There’s an ironic employment of what ought to be HGTV fantasy material in the scene in Shari Springer Berman and Robert Pulcini’s Things Heard & Seen when when a young couple–Amanda Seyfried’s Catherine and James Norton’s George–first arrive at their new home, a charmingly shabby Hudson Valley farmhouse with “great bones.” But Catherine is less than thrilled by her new digs and, even before the house’s secrets start to bubble up, the intentionally alienating camerawork lets us know she’s right to be cautious and for more reasons than she can even guess yet.
It’s early 1980 and George, having recently finished grad school, has moved Catherine and their daughter out of New York City to accept a professorship at a small but prestigious school. Hints at the house’s dark history give way to realizations that George is keeping more than the fate of the previous owners from Catherine.
Things Heard & Seen may technically take place in the 80s but–this early in the decade and this far from an urban center–it’s still all 1970s browns, greens and yellows. That suits Berman and Pulcini just fine. With cinematographer Larry Smith (who’s done excellent work bringing sinister beauty to previous films like Only God Forgives and Calvary), they drink in the sickliness with wide angles and saturated colors that wouldn’t be out of place in a Gore Verbinski movie.
That sets the atmosphere. The frights, on the other hand, come often from the anti-jump scare, it’s-just-there school of horror. You know, the kind where the camera follows a person walking past a doorway that already has a specter merely standing in it and keeps on going, with the audience having registered the shock and the threat that the character hasn’t yet. Scariness is subjective, of course, but this sort of thing gets me every time, leaving me with goosebumps that last longer than the jolt of a sudden loud noise or what have you.
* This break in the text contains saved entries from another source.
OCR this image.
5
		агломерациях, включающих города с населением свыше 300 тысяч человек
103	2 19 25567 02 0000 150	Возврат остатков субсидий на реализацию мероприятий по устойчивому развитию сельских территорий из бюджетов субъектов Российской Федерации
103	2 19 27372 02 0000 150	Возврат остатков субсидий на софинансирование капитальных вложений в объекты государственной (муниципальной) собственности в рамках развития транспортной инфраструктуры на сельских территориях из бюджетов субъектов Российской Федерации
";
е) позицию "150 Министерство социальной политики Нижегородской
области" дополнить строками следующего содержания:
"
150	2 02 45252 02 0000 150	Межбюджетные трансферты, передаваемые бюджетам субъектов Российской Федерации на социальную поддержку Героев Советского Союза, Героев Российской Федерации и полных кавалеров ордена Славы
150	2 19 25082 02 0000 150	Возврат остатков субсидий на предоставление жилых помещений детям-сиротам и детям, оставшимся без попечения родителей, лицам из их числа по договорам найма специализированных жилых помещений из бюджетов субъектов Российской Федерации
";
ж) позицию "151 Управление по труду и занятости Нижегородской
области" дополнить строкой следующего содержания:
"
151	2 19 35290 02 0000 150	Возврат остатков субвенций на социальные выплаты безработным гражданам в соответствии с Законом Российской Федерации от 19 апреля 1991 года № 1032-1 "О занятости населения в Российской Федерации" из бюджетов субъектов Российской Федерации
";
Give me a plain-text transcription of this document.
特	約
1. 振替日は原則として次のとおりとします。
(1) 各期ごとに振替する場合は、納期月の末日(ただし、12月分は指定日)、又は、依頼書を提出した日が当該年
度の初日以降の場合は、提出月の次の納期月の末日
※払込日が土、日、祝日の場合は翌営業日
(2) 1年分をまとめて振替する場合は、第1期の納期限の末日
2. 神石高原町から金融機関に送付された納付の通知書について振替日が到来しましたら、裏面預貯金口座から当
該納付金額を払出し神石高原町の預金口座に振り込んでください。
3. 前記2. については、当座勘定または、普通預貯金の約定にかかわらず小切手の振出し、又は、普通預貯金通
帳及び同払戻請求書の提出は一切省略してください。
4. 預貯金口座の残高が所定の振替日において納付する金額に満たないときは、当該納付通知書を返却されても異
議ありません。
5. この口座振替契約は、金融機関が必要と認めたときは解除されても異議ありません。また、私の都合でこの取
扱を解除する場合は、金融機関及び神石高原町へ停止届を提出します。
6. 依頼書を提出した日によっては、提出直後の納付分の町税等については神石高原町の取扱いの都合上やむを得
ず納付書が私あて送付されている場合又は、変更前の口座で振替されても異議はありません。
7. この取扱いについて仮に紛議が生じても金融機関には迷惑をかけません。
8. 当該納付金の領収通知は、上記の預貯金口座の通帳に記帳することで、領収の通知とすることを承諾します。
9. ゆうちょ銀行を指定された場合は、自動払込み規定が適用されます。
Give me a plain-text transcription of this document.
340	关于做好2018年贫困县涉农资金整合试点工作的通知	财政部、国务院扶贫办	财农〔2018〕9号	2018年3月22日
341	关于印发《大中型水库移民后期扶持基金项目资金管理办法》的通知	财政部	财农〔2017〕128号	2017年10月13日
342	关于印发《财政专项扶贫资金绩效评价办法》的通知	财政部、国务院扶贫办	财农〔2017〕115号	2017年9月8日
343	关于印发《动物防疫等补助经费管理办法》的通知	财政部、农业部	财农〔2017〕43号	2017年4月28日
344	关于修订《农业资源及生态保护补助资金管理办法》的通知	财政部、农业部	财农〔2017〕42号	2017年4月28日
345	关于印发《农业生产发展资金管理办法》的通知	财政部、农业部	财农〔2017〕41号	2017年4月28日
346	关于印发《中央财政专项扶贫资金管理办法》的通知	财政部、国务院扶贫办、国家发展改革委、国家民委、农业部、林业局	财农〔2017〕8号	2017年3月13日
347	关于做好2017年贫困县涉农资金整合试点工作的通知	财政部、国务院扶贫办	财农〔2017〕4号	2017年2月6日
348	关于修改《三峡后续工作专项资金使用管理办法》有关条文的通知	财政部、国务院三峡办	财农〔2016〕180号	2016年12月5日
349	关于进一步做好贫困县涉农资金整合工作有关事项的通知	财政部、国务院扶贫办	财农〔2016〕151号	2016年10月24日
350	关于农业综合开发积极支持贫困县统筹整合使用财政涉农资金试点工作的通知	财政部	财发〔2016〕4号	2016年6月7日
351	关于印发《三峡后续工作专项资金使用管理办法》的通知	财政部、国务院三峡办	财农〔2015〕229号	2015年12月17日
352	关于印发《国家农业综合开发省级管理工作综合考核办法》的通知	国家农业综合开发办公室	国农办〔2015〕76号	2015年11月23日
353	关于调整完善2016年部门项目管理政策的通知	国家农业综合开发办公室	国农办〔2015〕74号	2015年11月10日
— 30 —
And then there’s yet another tradition to which Things Heard & Seen belongs. Catherine has an eating disorder, an early clue that this is a film–following in the footsteps of countless others, from Drag Me to Hell to Rosemary’s Baby and even further back–where the deepest horror is that of being a woman in a world that defines you in impossibly restrictive and punitive terms. Catherine’s move from the city to the country was not her idea; as an artist, she’d have preferred to be closer to likeminded folks. But that’s neither the first nor last time she finds herself buffeted by the winds of tradition, culture and–as the house’s spirits beckon her to relive their own traumas–the supernatural.
As is the case with most of the best horror movies, the ghosts and ghouls aren’t really the bad guys here. They’re just what gives the evil that already exists in the world a shape. We don’t even meet all of the house’s ethereal inhabitants; there’s a supremely intriguing suggestion that George is undergoing his own private battle with a different revenant than the one haunting Catherine. Things Heard & Seen might make you wonder if Wendy Torrance had run-ins of her own with the phantoms of the Overlook Hotel that we didn’t see because we were focused on Jack’s story.